The role of inducible nitric oxide synthase in a murine acute hepatitis B virus (HBV) infection model induced by hydrodynamics-based in vivo transfection of HBV-DNA

Abstract

Background/Aims: Inducible nitric oxide synthase (iNOS) is found to have antiviral activity. Its role is evaluated using a murine acute hepatitis B virus (HBV) infection model.

Methods: pHBV3.6 plasmid containing HBV genome was injected into mice by hydrodynamics-based in vivo transfection. HBV antigenemia and serum HBV-DNA were detected by enzyme-linked immunosorbent assay (ELISA) and polymerase chain reaction, respectively. HBV replication in liver was analyzed by Northern and Southern blot. Intrahepatic leukocytes were isolated and analyzed with flow cytometry.

Results: After hydrodynamics injection of pHBV3.6, HBV genome was synthesized in the liver and HBV-DNA, as well as hepatitis B surface antigen and hepatitis B e antigen were secreted into the blood. Anti-HBV antibody responses developed afterward. A murine acute HBV infection model was established with hydrodynamics injection of non-transponase based HBV-DNA. Using this protocol in iNOS deficient or wild type B6 mice, the level of HBV transcript, replicative intermediate, and antigenemia were higher in iNOS^−/− than in B6 mice. The intrahepatic leukocytes in iNOS^−/− mice were also affected after transfection.
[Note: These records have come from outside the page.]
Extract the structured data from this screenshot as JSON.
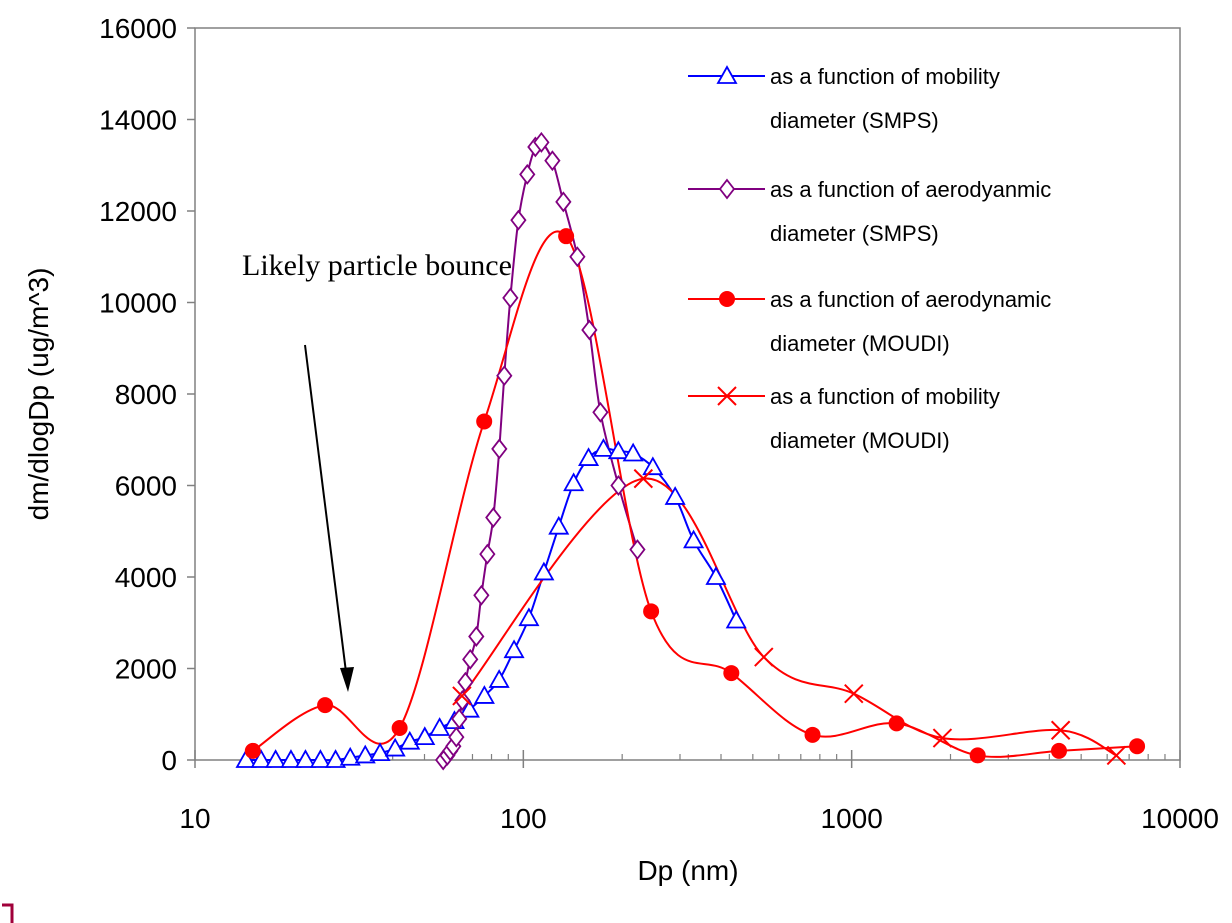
{
  "chart_data": {
    "type": "line",
    "xscale": "log",
    "xlabel": "Dp (nm)",
    "ylabel": "dm/dlogDp (ug/m^3)",
    "xlim": [
      10,
      10000
    ],
    "xticks": [
      10,
      100,
      1000,
      10000
    ],
    "ylim": [
      0,
      16000
    ],
    "yticks": [
      0,
      2000,
      4000,
      6000,
      8000,
      10000,
      12000,
      14000,
      16000
    ],
    "annotation": "Likely particle bounce",
    "series": [
      {
        "name": "as a function of mobility diameter (SMPS)",
        "color": "#0000ff",
        "marker": "triangle",
        "x": [
          14.3,
          15.9,
          17.6,
          19.6,
          21.7,
          24.1,
          26.8,
          29.7,
          33,
          36.6,
          40.7,
          45.1,
          50.1,
          55.6,
          61.7,
          68.5,
          76.1,
          84.4,
          93.7,
          104,
          115.5,
          128.2,
          142.3,
          158,
          175.4,
          194.7,
          216,
          248,
          290,
          330,
          386,
          445
        ],
        "values": [
          0,
          0,
          0,
          0,
          0,
          0,
          0,
          50,
          100,
          150,
          250,
          400,
          500,
          700,
          850,
          1100,
          1400,
          1750,
          2400,
          3100,
          4100,
          5100,
          6050,
          6600,
          6800,
          6750,
          6700,
          6400,
          5750,
          4800,
          4000,
          3050
        ]
      },
      {
        "name": "as a function of aerodyanmic diameter (SMPS)",
        "color": "#800080",
        "marker": "diamond",
        "x": [
          57,
          58.7,
          59.9,
          61.2,
          62.5,
          63.8,
          65.2,
          66.6,
          68.9,
          71.9,
          74.5,
          77.7,
          81,
          84.5,
          87.5,
          91.3,
          96.6,
          102.8,
          108.8,
          113.5,
          122.6,
          132.4,
          146.1,
          158.9,
          171.7,
          194.9,
          222.6
        ],
        "values": [
          0,
          100,
          200,
          300,
          500,
          900,
          1300,
          1700,
          2200,
          2700,
          3600,
          4500,
          5300,
          6800,
          8400,
          10100,
          11800,
          12800,
          13400,
          13500,
          13100,
          12200,
          11000,
          9400,
          7600,
          6000,
          4600
        ]
      },
      {
        "name": "as a function of aerodynamic diameter (MOUDI)",
        "color": "#ff0000",
        "marker": "circle",
        "x": [
          15,
          24.9,
          42,
          76,
          135,
          245,
          430,
          760,
          1370,
          2420,
          4280,
          7400
        ],
        "values": [
          200,
          1200,
          700,
          7400,
          11450,
          3250,
          1900,
          550,
          800,
          100,
          200,
          300
        ]
      },
      {
        "name": "as a function of mobility diameter (MOUDI)",
        "color": "#ff0000",
        "marker": "x",
        "x": [
          65,
          232,
          540,
          1015,
          1890,
          4330,
          6400
        ],
        "values": [
          1400,
          6150,
          2250,
          1450,
          480,
          650,
          100
        ]
      }
    ]
  }
}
Conclusions: Our data suggests that the iNOS expression not only affects the HBV clearance, but also modulates the infiltrating leukocytes response to HBV antigens.

Introduction

Hepatitis B virus (HBV) infection in human is associated with chronic hepatitis, liver cirrhosis and hepatocellular carcinoma [1], [2], [3]. One third of the world population has been infected with HBV and about 350 million people are chronic carriers of HBV [4]. HBV is non-cytopathic to hepatocytes and the hepatitis it causes is thought to be mediated by immune mechanism. Inducible nitric oxide synthase (iNOS) can be induced by tumor necrosis factor (TNF)-α or interferon (IFN)-γ in many immune cells [5], [6], [7]. NO synthesized by iNOS can function as an antimicrobial agent able to kill or reduce replication of viruses, bacteria or protozoa [8], and plays an important role in immune regulation [5]. In chronic HBV infection, the iNOS expression was found to correlate to the disease progress [9], [10], [11]. Using HBV transgenic mice, Guidotti et al. also found NO-mediated inhibition of HBV replication [12]. But its role in acute HBV infection has not been addressed yet.
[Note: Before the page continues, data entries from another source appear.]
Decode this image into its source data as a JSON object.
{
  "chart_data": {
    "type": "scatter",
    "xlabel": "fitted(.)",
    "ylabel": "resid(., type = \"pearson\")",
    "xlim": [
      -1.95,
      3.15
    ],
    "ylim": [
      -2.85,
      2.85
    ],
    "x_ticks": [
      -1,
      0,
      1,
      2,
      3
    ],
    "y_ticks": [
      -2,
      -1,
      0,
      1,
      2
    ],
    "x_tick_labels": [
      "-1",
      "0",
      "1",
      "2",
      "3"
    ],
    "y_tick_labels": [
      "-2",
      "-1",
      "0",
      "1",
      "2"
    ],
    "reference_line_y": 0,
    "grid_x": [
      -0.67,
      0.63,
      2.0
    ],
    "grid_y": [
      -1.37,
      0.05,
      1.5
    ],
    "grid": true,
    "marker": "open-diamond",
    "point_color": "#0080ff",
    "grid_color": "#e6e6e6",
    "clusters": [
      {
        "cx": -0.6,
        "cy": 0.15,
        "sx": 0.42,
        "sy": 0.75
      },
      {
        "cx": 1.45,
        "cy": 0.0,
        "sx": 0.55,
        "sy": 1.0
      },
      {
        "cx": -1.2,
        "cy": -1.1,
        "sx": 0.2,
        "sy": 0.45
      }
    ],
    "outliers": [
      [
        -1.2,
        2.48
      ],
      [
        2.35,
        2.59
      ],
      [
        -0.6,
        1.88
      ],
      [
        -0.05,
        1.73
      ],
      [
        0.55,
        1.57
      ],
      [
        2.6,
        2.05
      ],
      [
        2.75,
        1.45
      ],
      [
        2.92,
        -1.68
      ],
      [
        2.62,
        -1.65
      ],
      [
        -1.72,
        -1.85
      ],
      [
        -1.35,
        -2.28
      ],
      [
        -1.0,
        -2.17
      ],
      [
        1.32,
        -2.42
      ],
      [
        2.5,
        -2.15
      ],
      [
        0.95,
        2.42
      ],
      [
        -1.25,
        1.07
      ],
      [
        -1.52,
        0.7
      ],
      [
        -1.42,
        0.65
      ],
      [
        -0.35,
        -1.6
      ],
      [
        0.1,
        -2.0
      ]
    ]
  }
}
Hydrodynamics-based in vivo transfection can induce expression of naked DNA primarily in the liver [13], [14], [15]. Recently, a murine acute HBV infection model was generated by hydrodynamics-based injection of transponase-based HBV DNA [16]. By hydrodynamics injection of pHBV3.6, a non-transponase based plasmid containing whole HBV genome into iNOS knock out mice, the role of iNOS in acute HBV replication and intrahepatic leukocyte response was reported in this study.